Some time ago, I noticed that youtube comments are copied without emojis, thought nothing of that - bugs happen - but today I finally decided to find out why and what the hell is even this.
Some time ago, I noticed that youtube comments are copied without emojis, thought nothing of that - bugs happen - but today I finally decided to find out why and what the hell is even this.
When they look different people interpret them differently.
https://www.independent.co.uk/tech/emoji-meanings-vary-hugely-between-platforms-meaning-characters-can-lead-to-vast-miscommunication-study-finds-a6980016.html
note on emojipedia it’s called BEAMING face with smiling eyes
Wtf Microsoft?
The ones in MS Teams are so cursed. I use it for work and I swear everything about that app is peak catering to boomers.
hey microsoft! incorporate boomer emoji!
Also made by boomers perhaps?
And this is exactly why emojis suck and should never have been invented
I guess that makes more sense now that I see an example. I just can’t fathom how any Apple artist thought they made a “grinning face with smiling eyes” when they looked at that image. It’s “grimacing face with smiling eyes” very obviously. I thought all representations were like the others in this example - they all look like a “grinning face with smiling eyes”. They look different but it doesn’t matter.
I still think though that if there weren’t obvious mistakes like this, it doesn’t matter how the “grinning face with smiling eyes” exactly looks, or any other emoji for that matter.
Ah, paralinguistic communication is always like this. Once you change the symbol ever so slightly, the meaning being conveyed also changes.
Hieroglyphs and kanjis are still linguistic in nature. So no matter how you write a specific unit it’ll be interpreted the same, as long as recognisable as that unit.
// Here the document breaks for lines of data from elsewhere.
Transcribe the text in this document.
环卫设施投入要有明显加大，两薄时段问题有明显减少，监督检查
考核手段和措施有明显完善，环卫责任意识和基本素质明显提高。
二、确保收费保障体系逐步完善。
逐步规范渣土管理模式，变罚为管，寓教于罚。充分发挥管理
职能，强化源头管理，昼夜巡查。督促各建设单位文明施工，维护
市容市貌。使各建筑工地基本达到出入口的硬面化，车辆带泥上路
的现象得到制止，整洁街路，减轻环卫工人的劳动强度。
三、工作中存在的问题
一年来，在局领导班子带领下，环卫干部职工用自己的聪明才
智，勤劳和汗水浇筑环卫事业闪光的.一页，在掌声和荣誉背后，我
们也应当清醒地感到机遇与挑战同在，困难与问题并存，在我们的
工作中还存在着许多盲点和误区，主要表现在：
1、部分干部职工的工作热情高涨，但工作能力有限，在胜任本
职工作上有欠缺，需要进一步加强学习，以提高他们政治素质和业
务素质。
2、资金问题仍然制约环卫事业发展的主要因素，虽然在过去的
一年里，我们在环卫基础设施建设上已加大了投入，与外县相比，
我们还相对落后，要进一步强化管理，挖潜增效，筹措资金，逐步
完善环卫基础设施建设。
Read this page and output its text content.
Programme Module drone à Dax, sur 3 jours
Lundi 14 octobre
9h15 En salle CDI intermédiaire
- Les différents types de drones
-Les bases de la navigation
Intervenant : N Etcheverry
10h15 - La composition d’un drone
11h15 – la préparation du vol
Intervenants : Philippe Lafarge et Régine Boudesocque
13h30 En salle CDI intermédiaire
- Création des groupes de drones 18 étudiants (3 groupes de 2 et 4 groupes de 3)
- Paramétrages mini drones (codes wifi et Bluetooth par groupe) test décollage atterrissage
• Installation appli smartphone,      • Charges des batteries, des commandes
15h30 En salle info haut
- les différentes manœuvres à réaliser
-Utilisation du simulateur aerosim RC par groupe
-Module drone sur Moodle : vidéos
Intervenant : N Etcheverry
Here’s a Japanese example:
sure, they’re written in slightly different ways, but they’re still the same ⟨愛⟩ /ai/ kanji, so it’s still conveying the same meaning (love, affection).
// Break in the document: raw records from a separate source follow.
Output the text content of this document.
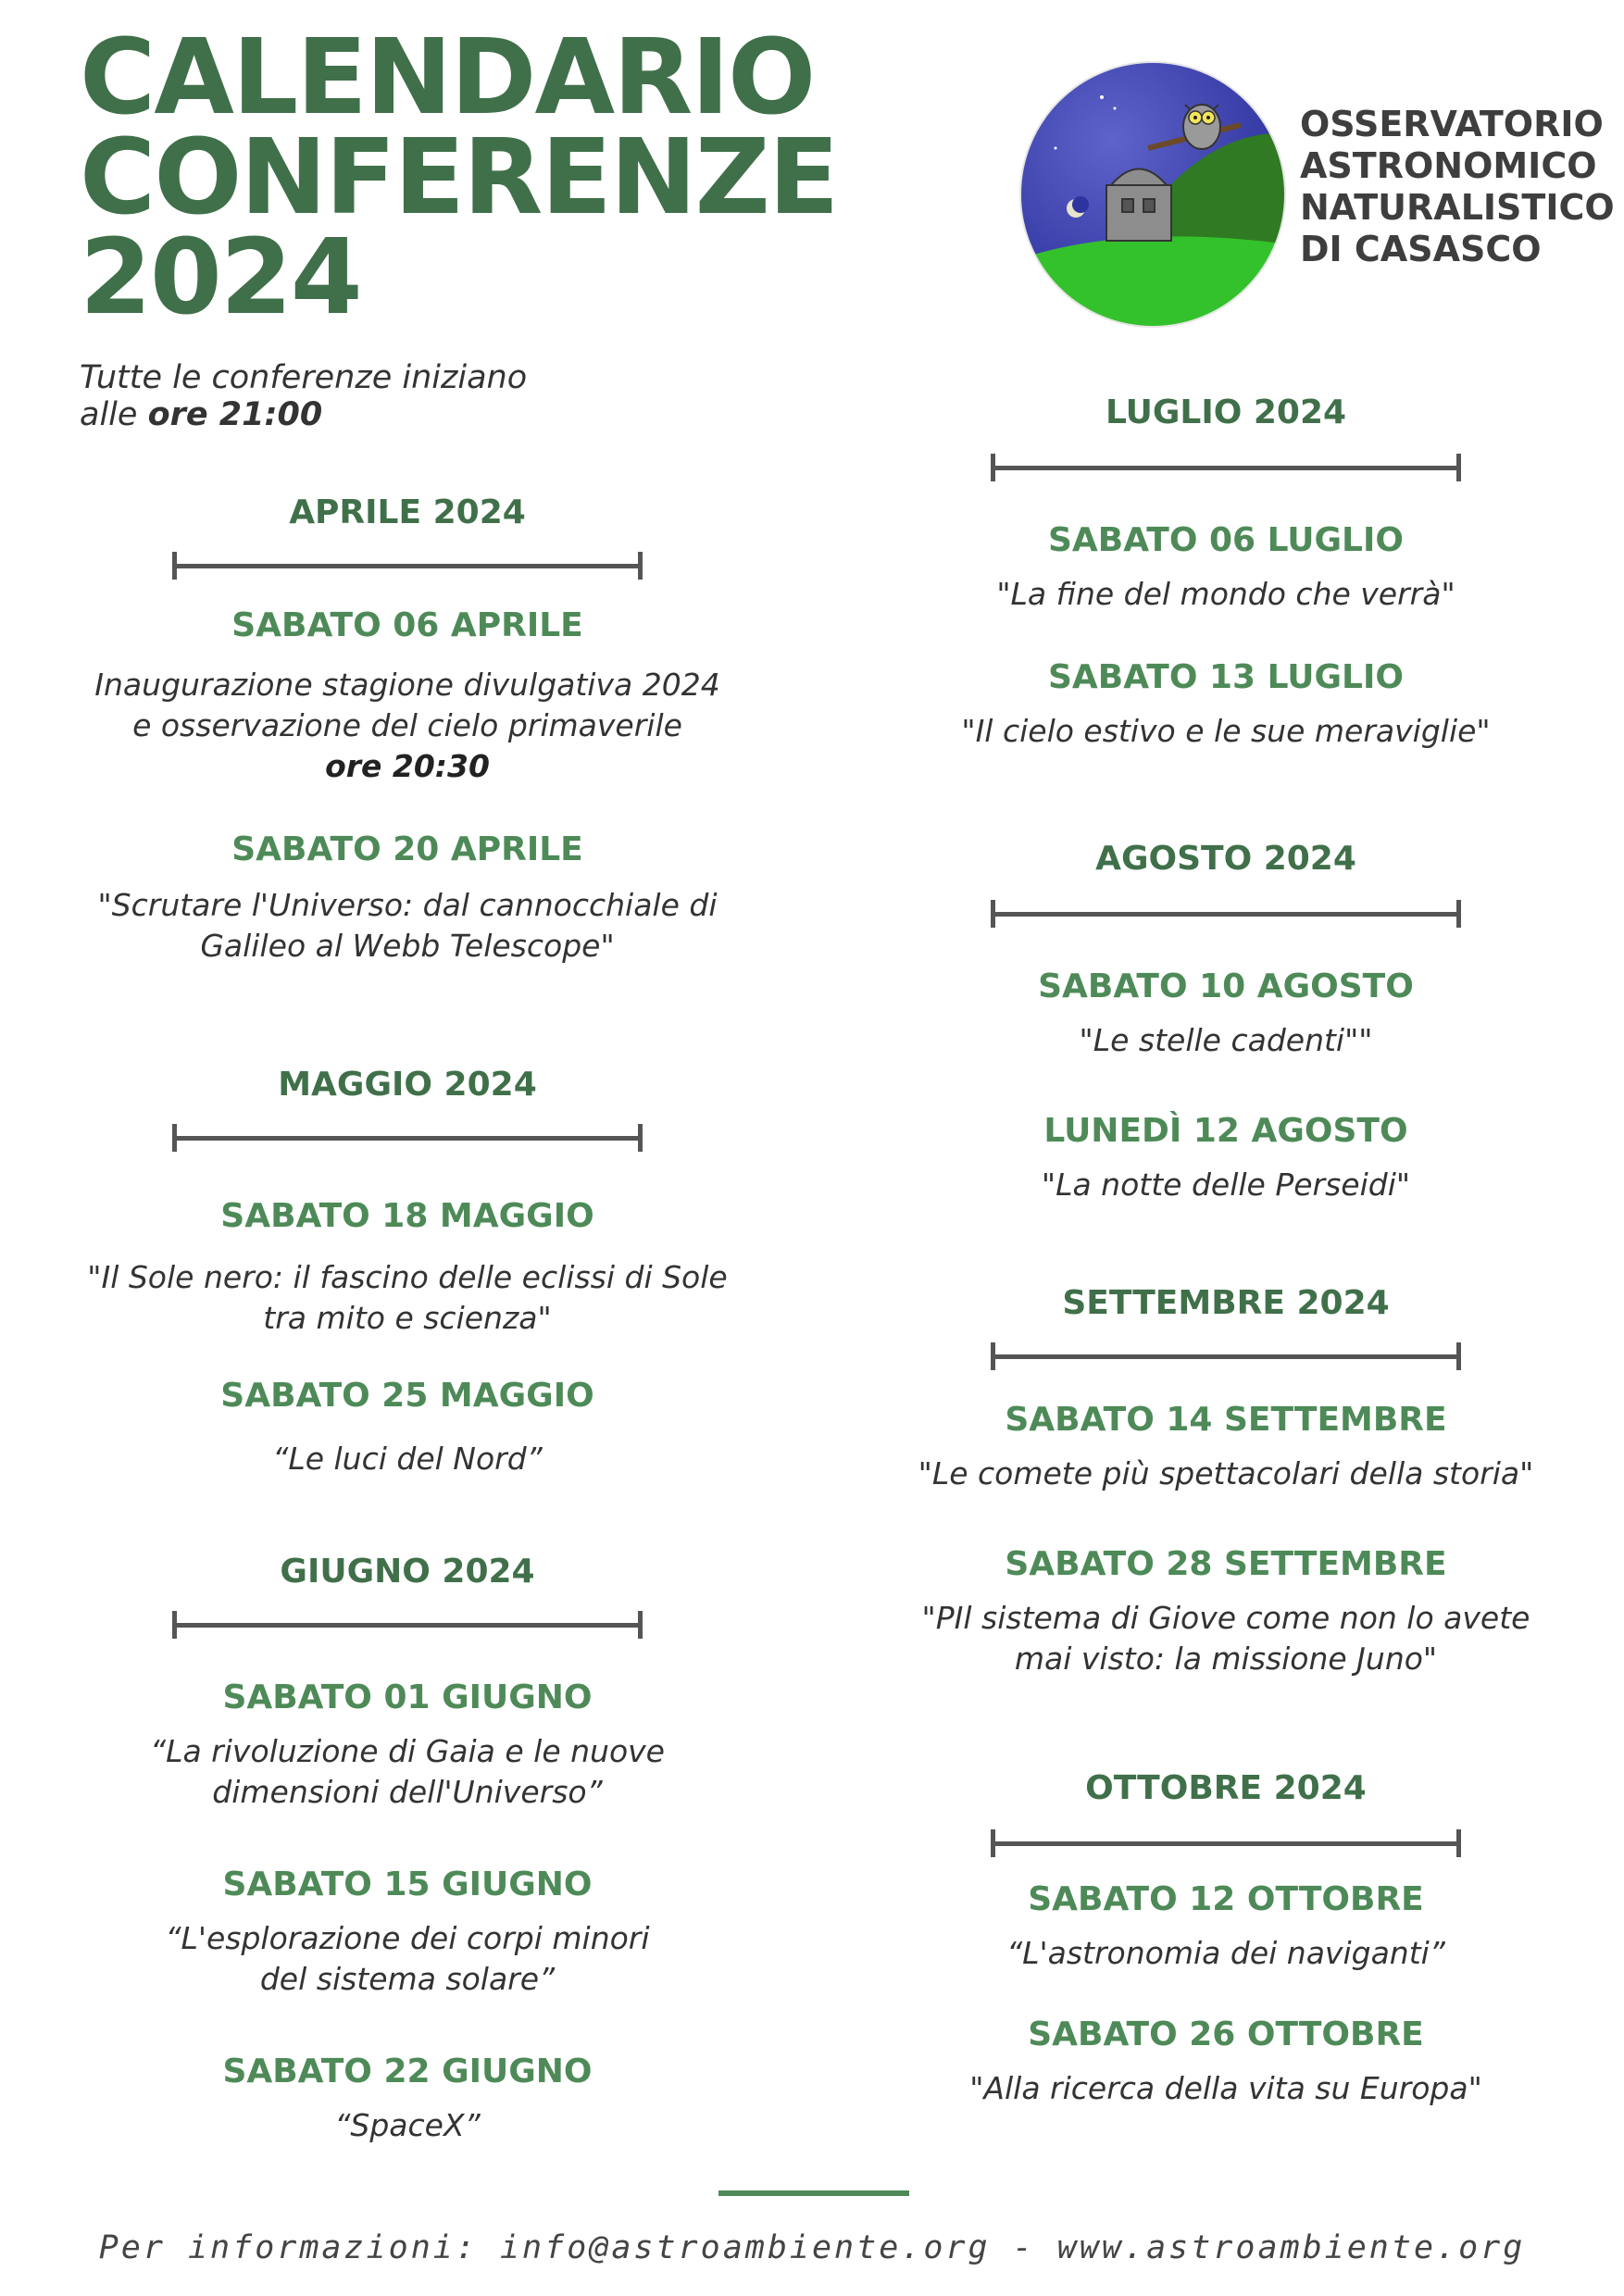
CALENDARIO
CONFERENZE
2024
Tutte le conferenze iniziano
alle ore 21:00
OSSERVATORIO
ASTRONOMICO
NATURALISTICO
DI CASASCO
APRILE 2024
SABATO 06 APRILE
Inaugurazione stagione divulgativa 2024
e osservazione del cielo primaverile
ore 20:30
SABATO 20 APRILE
"Scrutare l'Universo: dal cannocchiale di
Galileo al Webb Telescope"
MAGGIO 2024
SABATO 18 MAGGIO
"Il Sole nero: il fascino delle eclissi di Sole
tra mito e scienza"
SABATO 25 MAGGIO
“Le luci del Nord”
GIUGNO 2024
SABATO 01 GIUGNO
“La rivoluzione di Gaia e le nuove
dimensioni dell'Universo”
SABATO 15 GIUGNO
“L'esplorazione dei corpi minori
del sistema solare”
SABATO 22 GIUGNO
“SpaceX”
LUGLIO 2024
SABATO 06 LUGLIO
"La fine del mondo che verrà"
SABATO 13 LUGLIO
"Il cielo estivo e le sue meraviglie"
AGOSTO 2024
SABATO 10 AGOSTO
"Le stelle cadenti""
LUNEDÌ 12 AGOSTO
"La notte delle Perseidi"
SETTEMBRE 2024
SABATO 14 SETTEMBRE
"Le comete più spettacolari della storia"
SABATO 28 SETTEMBRE
"PIl sistema di Giove come non lo avete
mai visto: la missione Juno"
OTTOBRE 2024
SABATO 12 OTTOBRE
“L'astronomia dei naviganti”
SABATO 26 OTTOBRE
"Alla ricerca della vita su Europa"
Per informazioni: info@astroambiente.org - www.astroambiente.org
Emojis on the other hand aren’t typically used to convey a language, even if conveying meaning and found alongside language. That’s what makes them paralinguistic (beyond language), they’re a lot more like “mmhmm, ah!, ahn?” grunts or Italian hand gestures than like kanji or hieroglyphs. And in this sort of paralinguistic system, even little changes on the symbol change its meaning.
And… well, that’s what we’re seeing here, and the likely reason YT replaced unicode emojis with images. For me at least it’s convenient, might as well uBlock them.
That’s really interesting, I didn’t realise the problem was that bad. I did the quiz at the bottom, tried to answer honestly and only got 5 out of 14 correct.
I got 7 and even then that’s only because half way through I began to notice a theme on the really obscure ones with long names.
These are ridiculous, they often bear no resemblance at all to their supposed meaning wtf? Slanted closed eyes with steam coming out the nostrils isn’t anger it’s… “Triumph”!?
Yeah, that was a particularly egregious one! Triumph? Triumph?!? Ok then…
Mind you, emoji were created in Japan, so a lot of the original ones can be weird to us due to cultural differences.